Marvel was almost stunned by the information, but his voice showed no indication of excitement as he answered. “One man will start right now, Mr. White,” he said, “and the sheriff will be notified to follow with a posse. Good bye,” and he hung up without waiting to hear more.
In a few brief words he explained the situation to the hotel proprietor. “Can you get word to the sheriff at once?” he asked.
“I’ll have a man on the road in five minutes.”
“Good. And now listen to me. Tell ’em never to mind huntin’ the hills. Ride straight to Hi Bryam’s shack at the head of Mill Creek canyon. If they don’t find nuthin’ there, tell ’em to keep on along the One Mile Creek trail to Kelly’s place in Sonora.”
“You seem to know a lot about this here country for a tenderfoot,” commented the proprietor.
“Never mind what I know. Get busy,” and, turning, he took the steps two at a time to his room on the second floor.
Quickly he stripped off his clothes, and opening his trunk dragged out well worn boots and spurs, overalls, flannel shirt, Stetson, chaps and bandana. Quickly he donned them, and then strapped about his hips a cartridge belt that supported two old forty-fours in holsters as darkened and mellowed by age as were his chaps and his cartridge belt.
As he ran down the stairs, crossed the office and stepped out into the night, no one saw him, for the proprietor had gone to find a man to send after the sheriff. The train from the east was pulling into the station; and Butts was waiting for his passengers; so that he did not see Marvel as the latter hurried to the stable as Olga Gunderstrom alighted from the train.
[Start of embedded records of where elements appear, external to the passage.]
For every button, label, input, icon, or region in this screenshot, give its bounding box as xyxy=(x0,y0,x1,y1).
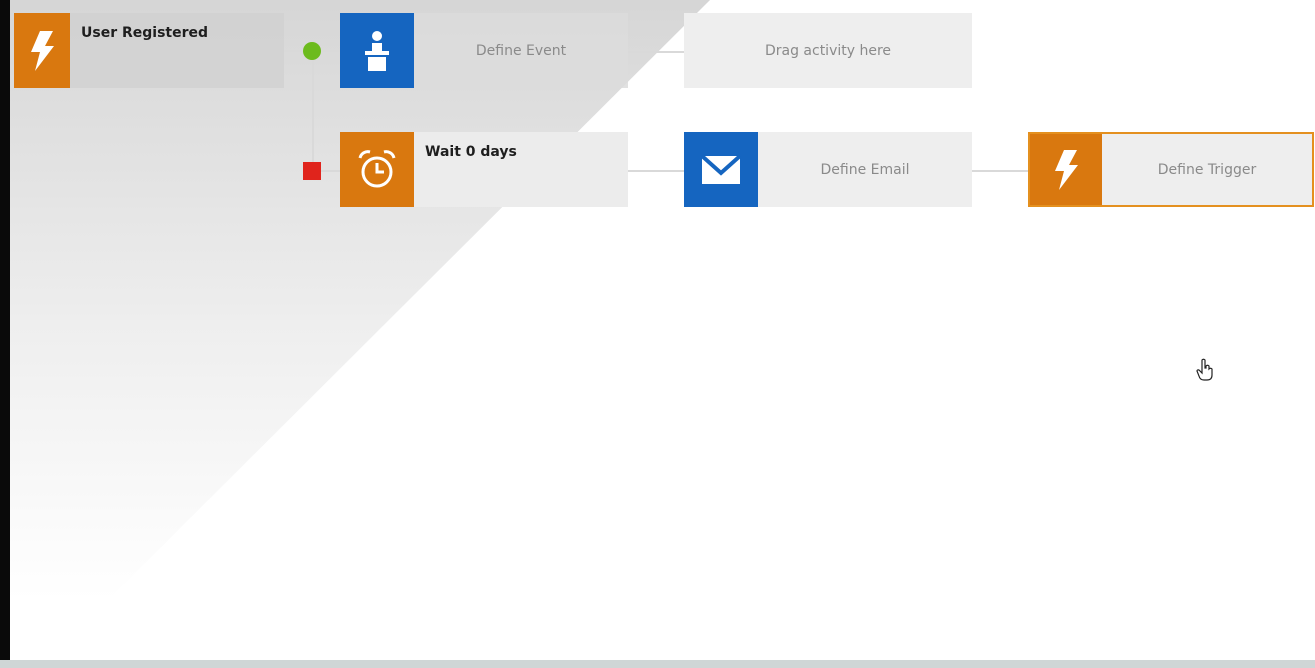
wait-icon-box xyxy=(340,132,414,207)
journey-canvas: User Registered Define Event Drag activi… xyxy=(0,0,1315,668)
bottom-scroll-area xyxy=(0,660,1315,668)
connector-line xyxy=(628,170,684,172)
background-gradient xyxy=(10,0,710,600)
wait-label: Wait 0 days xyxy=(425,144,517,160)
trigger-icon-box xyxy=(1030,134,1102,205)
no-branch-marker[interactable] xyxy=(303,162,321,180)
define-event-label: Define Event xyxy=(475,42,567,59)
connector-line xyxy=(312,60,314,170)
envelope-icon xyxy=(701,154,741,184)
alarm-clock-icon xyxy=(358,149,396,187)
wait-node[interactable]: Wait 0 days xyxy=(340,132,628,207)
hand-cursor-icon xyxy=(1196,358,1213,381)
define-trigger-label: Define Trigger xyxy=(1157,161,1257,178)
lightning-icon xyxy=(31,30,54,71)
define-email-node[interactable]: Define Email xyxy=(684,132,972,207)
left-edge xyxy=(0,0,10,668)
yes-branch-marker[interactable] xyxy=(303,42,321,60)
define-trigger-node[interactable]: Define Trigger xyxy=(1028,132,1314,207)
define-email-label: Define Email xyxy=(820,161,910,178)
drop-zone[interactable]: Drag activity here xyxy=(684,13,972,88)
drop-zone-label: Drag activity here xyxy=(764,42,892,59)
define-event-node[interactable]: Define Event xyxy=(340,13,628,88)
user-registered-node[interactable]: User Registered xyxy=(14,13,284,88)
email-icon-box xyxy=(684,132,758,207)
connector-line xyxy=(628,51,684,53)
lightning-icon xyxy=(1055,149,1078,190)
event-icon-box xyxy=(340,13,414,88)
trigger-icon-box xyxy=(14,13,70,88)
presenter-icon xyxy=(365,30,389,71)
user-registered-label: User Registered xyxy=(81,25,209,41)
connector-line xyxy=(972,170,1028,172)
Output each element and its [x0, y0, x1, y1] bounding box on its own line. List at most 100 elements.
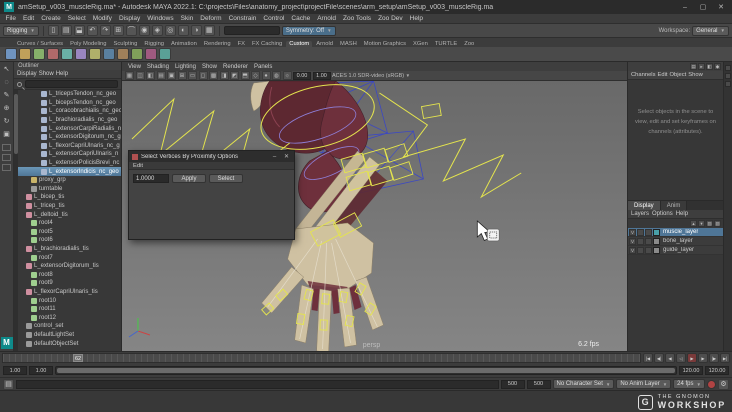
outliner-item[interactable]: L_brachioradialis_tis	[18, 245, 121, 254]
animation-preferences-icon[interactable]: ⚙	[718, 378, 729, 390]
move-tool[interactable]: ⊕	[1, 103, 13, 115]
camera-attrs-icon[interactable]: ◧	[146, 71, 155, 80]
redo-icon[interactable]: ↷	[99, 25, 111, 36]
shelf-tab[interactable]: Arnold	[313, 41, 336, 47]
outliner-item[interactable]: root7	[18, 253, 121, 262]
outliner-item[interactable]: L_coracobrachialis_nc_geo	[18, 107, 121, 116]
shelf-tab[interactable]: Zoo	[461, 41, 477, 47]
outliner-item[interactable]: L_flexorCapriUlnaris_nc_g	[18, 142, 121, 151]
viewport-menu-item[interactable]: View	[126, 64, 143, 70]
outliner-item[interactable]: L_extensorCarpiRadialis_n	[18, 124, 121, 133]
menu-item[interactable]: Display	[115, 15, 143, 22]
shelf-tool-10[interactable]	[131, 48, 143, 60]
menu-item[interactable]: Constrain	[225, 15, 260, 22]
new-scene-icon[interactable]: ▯	[47, 25, 59, 36]
anim-layer-selector[interactable]: No Anim Layer ▼	[616, 379, 672, 389]
shelf-tool-2[interactable]	[19, 48, 31, 60]
textured-icon[interactable]: ◍	[272, 71, 281, 80]
attribute-editor-tab-icon[interactable]	[725, 73, 731, 79]
current-time-marker[interactable]: 62	[73, 354, 84, 362]
outliner-item[interactable]: L_extensorDigitorum_tis	[18, 262, 121, 271]
layer-row[interactable]: V muscle_layer	[628, 228, 723, 237]
dialog-menu-item[interactable]: Edit	[133, 163, 143, 169]
shelf-tab[interactable]: Curves / Surfaces	[14, 41, 66, 47]
render-settings-icon[interactable]: ▦	[203, 25, 215, 36]
channel-key-icon[interactable]: ◆	[714, 63, 721, 70]
layer-editor-tab[interactable]: Display	[628, 201, 661, 210]
new-empty-layer-icon[interactable]: ▧	[706, 220, 713, 227]
outliner-item[interactable]: root10	[18, 296, 121, 305]
outliner-menu-item[interactable]: Display	[17, 71, 37, 77]
shelf-tab[interactable]: MASH	[337, 41, 360, 47]
film-gate-icon[interactable]: ▭	[188, 71, 197, 80]
tool-settings-tab-icon[interactable]	[725, 81, 731, 87]
step-forward-frame-button[interactable]: ▶	[698, 353, 708, 363]
channel-box-menu-item[interactable]: Show	[688, 72, 703, 78]
outliner-item[interactable]: root12	[18, 313, 121, 322]
menu-item[interactable]: Modify	[89, 15, 115, 22]
layer-row[interactable]: V bone_layer	[628, 237, 723, 246]
shelf-tab[interactable]: FX Caching	[249, 41, 285, 47]
shelf-tab[interactable]: TURTLE	[432, 41, 460, 47]
menu-item[interactable]: Cache	[288, 15, 314, 22]
layout-single-pane-button[interactable]	[2, 144, 11, 151]
layer-visibility-toggle[interactable]: V	[629, 228, 636, 236]
shelf-tab[interactable]: Rendering	[201, 41, 234, 47]
layout-persp-outliner-button[interactable]	[2, 164, 11, 171]
menu-item[interactable]: Create	[38, 15, 65, 22]
layer-display-type-toggle[interactable]	[645, 246, 652, 254]
gamma-field[interactable]: 1.00	[312, 71, 331, 80]
menu-item[interactable]: File	[2, 15, 19, 22]
outliner-item[interactable]: root8	[18, 270, 121, 279]
menu-set-selector[interactable]: Rigging ▼	[3, 25, 39, 36]
shelf-tab[interactable]: Poly Modeling	[67, 41, 109, 47]
play-forward-button[interactable]: ▶	[687, 353, 697, 363]
shelf-tool-9[interactable]	[117, 48, 129, 60]
resolution-gate-icon[interactable]: ◻	[198, 71, 208, 80]
snap-point-icon[interactable]: ◉	[138, 25, 150, 36]
layer-playback-toggle[interactable]	[637, 228, 644, 236]
outliner-item[interactable]: turntable	[18, 185, 121, 194]
menu-item[interactable]: Windows	[144, 15, 177, 22]
shelf-tab[interactable]: XGen	[410, 41, 431, 47]
lock-camera-icon[interactable]: ◫	[135, 71, 145, 80]
layer-color-swatch[interactable]	[653, 246, 660, 254]
snap-curve-icon[interactable]: ⌒	[125, 25, 137, 36]
menu-item[interactable]: Arnold	[314, 15, 340, 22]
outliner-item[interactable]: L_tricepsTendon_nc_geo	[18, 90, 121, 99]
symmetry-selector[interactable]: Symmetry: Off ▼	[281, 25, 336, 36]
outliner-item[interactable]: proxy_grp	[18, 176, 121, 185]
gate-mask-icon[interactable]: ▩	[209, 71, 218, 80]
channel-display-icon[interactable]: ▤	[690, 63, 697, 70]
layer-editor-menu-item[interactable]: Options	[652, 211, 673, 217]
make-live-icon[interactable]: ◎	[164, 25, 176, 36]
menu-item[interactable]: Skin	[177, 15, 197, 22]
channel-box-menu-item[interactable]: Channels	[631, 72, 656, 78]
outliner-search-input[interactable]	[25, 80, 118, 88]
render-icon[interactable]: ◐	[177, 25, 189, 36]
shelf-tool-11[interactable]	[145, 48, 157, 60]
step-back-frame-button[interactable]: ◀	[665, 353, 675, 363]
menu-item[interactable]: Deform	[197, 15, 225, 22]
character-set-selector[interactable]: No Character Set ▼	[552, 379, 615, 389]
rotate-tool[interactable]: ↻	[1, 116, 13, 128]
step-forward-key-button[interactable]: |▶	[709, 353, 719, 363]
outliner-menu-item[interactable]: Help	[56, 71, 68, 77]
layer-editor-menu-item[interactable]: Layers	[631, 211, 649, 217]
outliner-item[interactable]: L_bicepsTendon_nc_geo	[18, 99, 121, 108]
playback-start-field[interactable]: 1.00	[29, 366, 53, 375]
layer-color-swatch[interactable]	[653, 228, 660, 236]
lighting-icon[interactable]: ☼	[282, 71, 292, 80]
colorspace-selector[interactable]: ACES 1.0 SDR-video (sRGB)	[332, 73, 404, 79]
layer-color-swatch[interactable]	[653, 237, 660, 245]
maximize-button[interactable]: ▢	[696, 3, 710, 11]
channel-speed-icon[interactable]: ▸	[698, 63, 705, 70]
shelf-tool-6[interactable]	[75, 48, 87, 60]
apply-button[interactable]: Apply	[172, 174, 206, 183]
channel-box-menu-item[interactable]: Object	[670, 72, 687, 78]
go-to-end-button[interactable]: ▶|	[720, 353, 730, 363]
script-editor-icon[interactable]: ▤	[3, 378, 14, 390]
menu-item[interactable]: Control	[260, 15, 288, 22]
layer-playback-toggle[interactable]	[637, 246, 644, 254]
fps-selector[interactable]: 24 fps ▼	[673, 379, 705, 389]
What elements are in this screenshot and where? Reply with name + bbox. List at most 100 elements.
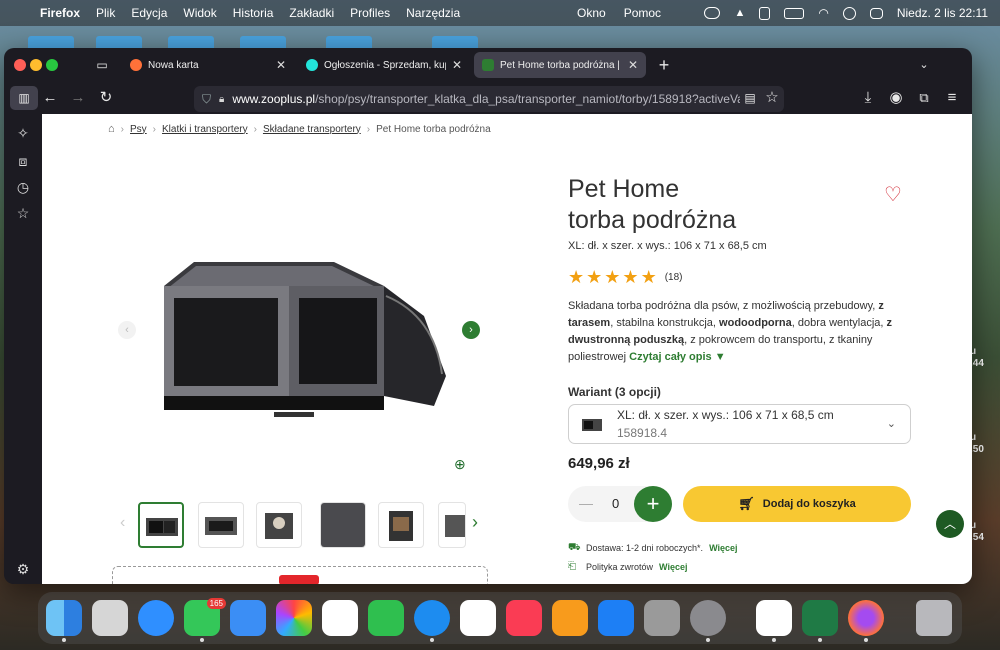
battery-icon[interactable] bbox=[784, 7, 805, 19]
home-icon[interactable]: ⌂ bbox=[108, 123, 115, 135]
app-store-icon[interactable] bbox=[598, 600, 634, 636]
menu-okno[interactable]: Okno bbox=[577, 6, 606, 20]
menu-edycja[interactable]: Edycja bbox=[131, 6, 167, 20]
read-more-link[interactable]: Czytaj cały opis ▼ bbox=[629, 351, 725, 363]
excel-icon[interactable] bbox=[802, 600, 838, 642]
bookmarks-icon[interactable]: ☆ bbox=[14, 204, 32, 222]
control-center-icon[interactable] bbox=[869, 7, 883, 19]
breadcrumb-link-klatki[interactable]: Klatki i transportery bbox=[162, 124, 248, 135]
search-icon[interactable] bbox=[842, 6, 856, 20]
new-tab-button[interactable]: + bbox=[654, 55, 674, 75]
list-all-tabs-icon[interactable]: ⌄ bbox=[914, 55, 934, 75]
desktop-folder-icon[interactable] bbox=[96, 36, 142, 48]
pages-icon[interactable] bbox=[552, 600, 588, 636]
close-tab-icon[interactable]: ✕ bbox=[276, 58, 286, 72]
drive-warning-icon[interactable]: ▲ bbox=[734, 7, 745, 19]
perplexity-icon[interactable] bbox=[756, 600, 792, 642]
tab-ogloszenia[interactable]: Ogłoszenia - Sprzedam, kupię n ✕ bbox=[298, 52, 470, 78]
menubar-datetime[interactable]: Niedz. 2 lis 22:11 bbox=[897, 6, 988, 20]
reload-icon[interactable]: ↻ bbox=[96, 88, 116, 108]
back-icon[interactable]: ← bbox=[40, 88, 60, 108]
review-count[interactable]: (18) bbox=[665, 272, 683, 283]
tab-manager-icon[interactable]: ▭ bbox=[92, 55, 112, 75]
account-icon[interactable]: ◉ bbox=[886, 88, 906, 108]
synced-tabs-icon[interactable]: ⧈ bbox=[14, 152, 32, 170]
desktop-folder-icon[interactable] bbox=[432, 36, 478, 48]
variant-select[interactable]: XL: dł. x szer. x wys.: 106 x 71 x 68,5 … bbox=[568, 404, 911, 444]
delivery-more-link[interactable]: Więcej bbox=[709, 543, 737, 553]
menu-app-name[interactable]: Firefox bbox=[40, 6, 80, 20]
menu-plik[interactable]: Plik bbox=[96, 6, 115, 20]
quantity-value[interactable]: 0 bbox=[612, 496, 619, 511]
music-icon[interactable] bbox=[506, 600, 542, 636]
thumbnail-1[interactable] bbox=[138, 502, 184, 548]
menu-pomoc[interactable]: Pomoc bbox=[624, 6, 661, 20]
apple-menu-icon[interactable] bbox=[10, 6, 24, 20]
calculator-icon[interactable] bbox=[644, 600, 680, 636]
thumbnail-5[interactable] bbox=[378, 502, 424, 548]
launchpad-icon[interactable] bbox=[92, 600, 128, 636]
forward-icon[interactable]: → bbox=[68, 88, 88, 108]
menu-profiles[interactable]: Profiles bbox=[350, 6, 390, 20]
downloads-icon[interactable]: ⤓ bbox=[858, 88, 878, 108]
product-main-image[interactable] bbox=[154, 256, 450, 428]
image-next-button[interactable]: › bbox=[462, 321, 480, 339]
rating-stars[interactable]: ★ ★ ★ ★ ★ (18) bbox=[568, 268, 683, 286]
thumbs-next-icon[interactable]: › bbox=[472, 512, 478, 533]
sidebar-toggle-icon[interactable]: ▥ bbox=[10, 86, 38, 110]
thumbnail-2[interactable] bbox=[198, 502, 244, 548]
add-to-cart-button[interactable]: 🛒︎ Dodaj do koszyka bbox=[683, 486, 911, 522]
trash-icon[interactable] bbox=[916, 600, 952, 636]
lock-icon[interactable]: 🔒︎ bbox=[219, 94, 224, 105]
menu-narzedzia[interactable]: Narzędzia bbox=[406, 6, 460, 20]
breadcrumb-link-psy[interactable]: Psy bbox=[130, 124, 147, 135]
thumbs-prev-icon[interactable]: ‹ bbox=[120, 514, 125, 532]
wishlist-heart-icon[interactable]: ♡ bbox=[884, 182, 902, 207]
desktop-folder-icon[interactable] bbox=[240, 36, 286, 48]
mail-icon[interactable] bbox=[230, 600, 266, 636]
photos-icon[interactable] bbox=[276, 600, 312, 636]
ai-chatbot-icon[interactable]: ✧ bbox=[14, 124, 32, 142]
zoom-window-button[interactable] bbox=[46, 59, 58, 71]
desktop-folder-icon[interactable] bbox=[168, 36, 214, 48]
image-prev-button[interactable]: ‹ bbox=[118, 321, 136, 339]
returns-more-link[interactable]: Więcej bbox=[659, 562, 687, 572]
safari-icon[interactable] bbox=[138, 600, 174, 636]
close-window-button[interactable] bbox=[14, 59, 26, 71]
scroll-to-top-button[interactable]: ︿ bbox=[936, 510, 964, 538]
menu-zakladki[interactable]: Zakładki bbox=[289, 6, 334, 20]
reminders-icon[interactable] bbox=[322, 600, 358, 636]
menu-widok[interactable]: Widok bbox=[183, 6, 216, 20]
quantity-minus-button[interactable]: — bbox=[578, 495, 594, 511]
extensions-icon[interactable]: ⧉ bbox=[914, 88, 934, 108]
history-icon[interactable]: ◷ bbox=[14, 178, 32, 196]
tab-nowa-karta[interactable]: Nowa karta ✕ bbox=[122, 52, 294, 78]
tab-pet-home[interactable]: Pet Home torba podróżna | w zo ✕ bbox=[474, 52, 646, 78]
clipboard-icon[interactable] bbox=[759, 6, 771, 20]
url-bar[interactable]: ⛉ 🔒︎ www.zooplus.pl/shop/psy/transporter… bbox=[194, 86, 784, 112]
bookmark-star-icon[interactable]: ☆ bbox=[762, 88, 782, 108]
creative-cloud-icon[interactable] bbox=[704, 7, 721, 19]
messages-icon[interactable]: 165 bbox=[184, 598, 226, 642]
facetime-icon[interactable] bbox=[368, 600, 404, 636]
shield-icon[interactable]: ⛉ bbox=[202, 92, 211, 107]
zoom-icon[interactable]: ⊕ bbox=[454, 456, 466, 473]
firefox-dock-icon[interactable] bbox=[848, 600, 884, 642]
finder-icon[interactable] bbox=[46, 600, 82, 642]
menu-historia[interactable]: Historia bbox=[233, 6, 274, 20]
desktop-folder-icon[interactable] bbox=[28, 36, 74, 48]
thumbnail-6[interactable] bbox=[438, 502, 466, 548]
menu-hamburger-icon[interactable]: ≡ bbox=[942, 88, 962, 108]
customize-sidebar-icon[interactable]: ⚙ bbox=[14, 560, 32, 578]
system-settings-icon[interactable] bbox=[690, 600, 726, 642]
close-tab-icon[interactable]: ✕ bbox=[628, 58, 638, 72]
wifi-icon[interactable]: ◠ bbox=[818, 6, 828, 20]
quantity-plus-button[interactable]: + bbox=[634, 486, 672, 522]
thumbnail-3[interactable] bbox=[256, 502, 302, 548]
minimize-window-button[interactable] bbox=[30, 59, 42, 71]
thumbnail-4[interactable] bbox=[320, 502, 366, 548]
freeform-icon[interactable] bbox=[460, 600, 496, 636]
desktop-folder-icon[interactable] bbox=[326, 36, 372, 48]
vpn-icon[interactable] bbox=[414, 600, 450, 642]
reader-view-icon[interactable]: ▤ bbox=[740, 88, 760, 108]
No one was at the livery stable as Marvel entered and saddled and bridled Baldy, for the proprietor was eating his supper in his home across the street.
Earlier in the afternoon, while it was still light, Marvel had noticed a pile of empty gunny sacks on the floor beside the grain bin. Into one of these he dumped several measures of oats, tied the sack securely back of his saddle and a moment later rode out into the night toward the south.